Publish date: 2023/09/30 ( Publish date: 2023/09/30 Time: 16:47 )

Palyouth On that morning, Jamal Al-Dura left his home in the Al-Bureij refugee camp in the Gaza Strip with his son, Muhammad, to attend a car auction, hoping to purchase one. Little did he know that he would find himself trapped under the gunfire of Israeli occupation soldiers on Salah al-Din Street.

Twenty-two years ago, on September 30, 2000, the third day of the Second Intifada, known as the “Al-Aqsa Intifada,” the world witnessed the live broadcast of the death of the 12-year-old child, Muhammad Jamal Al-Dura.

At that moment, one of the onlookers cried out, “The boy is dead from a bullet.” Those words continue to resonate, an ongoing event even though names, places, and details may differ.

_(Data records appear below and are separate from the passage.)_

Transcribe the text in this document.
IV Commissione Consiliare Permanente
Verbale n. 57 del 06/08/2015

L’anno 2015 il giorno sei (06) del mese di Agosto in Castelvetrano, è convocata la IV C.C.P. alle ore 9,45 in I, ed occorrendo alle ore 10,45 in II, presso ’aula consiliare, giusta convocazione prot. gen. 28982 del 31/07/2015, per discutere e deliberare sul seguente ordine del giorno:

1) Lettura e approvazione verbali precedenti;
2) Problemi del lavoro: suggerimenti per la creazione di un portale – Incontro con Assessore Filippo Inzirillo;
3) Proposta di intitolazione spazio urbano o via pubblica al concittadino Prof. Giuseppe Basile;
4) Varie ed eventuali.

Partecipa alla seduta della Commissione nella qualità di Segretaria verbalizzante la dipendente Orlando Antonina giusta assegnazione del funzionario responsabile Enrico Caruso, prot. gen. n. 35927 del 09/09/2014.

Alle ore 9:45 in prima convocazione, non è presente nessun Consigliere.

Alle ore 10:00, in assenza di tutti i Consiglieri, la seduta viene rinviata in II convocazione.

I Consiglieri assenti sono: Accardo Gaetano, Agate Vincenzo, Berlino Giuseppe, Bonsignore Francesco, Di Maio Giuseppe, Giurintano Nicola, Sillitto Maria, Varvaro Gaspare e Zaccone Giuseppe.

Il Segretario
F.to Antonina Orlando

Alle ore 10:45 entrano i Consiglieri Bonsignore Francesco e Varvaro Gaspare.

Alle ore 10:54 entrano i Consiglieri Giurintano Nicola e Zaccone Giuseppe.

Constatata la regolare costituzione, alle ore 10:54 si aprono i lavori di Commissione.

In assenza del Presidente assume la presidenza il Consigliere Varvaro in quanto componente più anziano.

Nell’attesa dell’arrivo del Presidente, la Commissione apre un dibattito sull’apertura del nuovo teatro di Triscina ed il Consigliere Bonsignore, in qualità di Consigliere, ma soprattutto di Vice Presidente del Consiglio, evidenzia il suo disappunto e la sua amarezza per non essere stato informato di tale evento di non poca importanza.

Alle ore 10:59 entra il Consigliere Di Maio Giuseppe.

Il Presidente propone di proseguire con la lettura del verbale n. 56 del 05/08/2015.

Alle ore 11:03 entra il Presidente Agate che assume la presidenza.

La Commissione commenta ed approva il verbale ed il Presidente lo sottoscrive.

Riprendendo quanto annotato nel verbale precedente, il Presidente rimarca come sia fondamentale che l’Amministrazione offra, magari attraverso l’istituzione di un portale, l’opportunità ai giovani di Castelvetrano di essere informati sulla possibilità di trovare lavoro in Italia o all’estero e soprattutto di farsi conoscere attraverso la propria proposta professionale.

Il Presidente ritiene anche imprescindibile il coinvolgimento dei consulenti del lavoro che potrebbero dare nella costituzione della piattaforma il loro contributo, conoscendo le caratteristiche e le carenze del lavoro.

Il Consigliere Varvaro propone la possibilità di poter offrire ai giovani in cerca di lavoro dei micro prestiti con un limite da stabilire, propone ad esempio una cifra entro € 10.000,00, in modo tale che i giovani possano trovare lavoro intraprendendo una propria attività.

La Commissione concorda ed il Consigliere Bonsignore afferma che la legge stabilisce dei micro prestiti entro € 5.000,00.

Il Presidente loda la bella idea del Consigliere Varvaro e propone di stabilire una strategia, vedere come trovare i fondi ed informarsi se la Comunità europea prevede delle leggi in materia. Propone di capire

No one saw Muhammad Al-Dura that day without being haunted by those moments of pain and anger, spanning all those years between the event and today.

On Salah al-Din Street, near the Israeli settlement of “Netzarim” south of Gaza City, Jamal Al-Dura and his son Muhammad sought refuge behind a cement “barrel” barrier as Israeli occupation soldiers fired numerous rounds towards them, despite the clear fact that they were unarmed civilians.

“I tried to shield Muhammad from the bullets with my body. I even raised my hands to catch the bullets that hit his knee; it was his first gunshot wound, but he remained resilient. Then, I found his head on my right leg, and there was a large hole in his back after he was shot in the abdomen, pierced by multiple bullets,” Jamal Al-Dura recounted.

Muhammad Al-Dura was born on November 22, 1988. He attended school until the fifth grade and lived with a simple refugee family in the city of Ramla. His father worked as a carpenter, and his mother was a homemaker. After his martyrdom, the family was blessed with another child, named Muhammad in honor of his late brother.

Since the year 2000, more than 2,230 children have been martyred, with the most recent being 7-year-old Ryan Suleiman, who tragically lost his life on Thursday, September 29, after falling from a height and his heart stopped while being pursued by Israeli occupation forces in the town of Taqu’ in southeastern Bethlehem.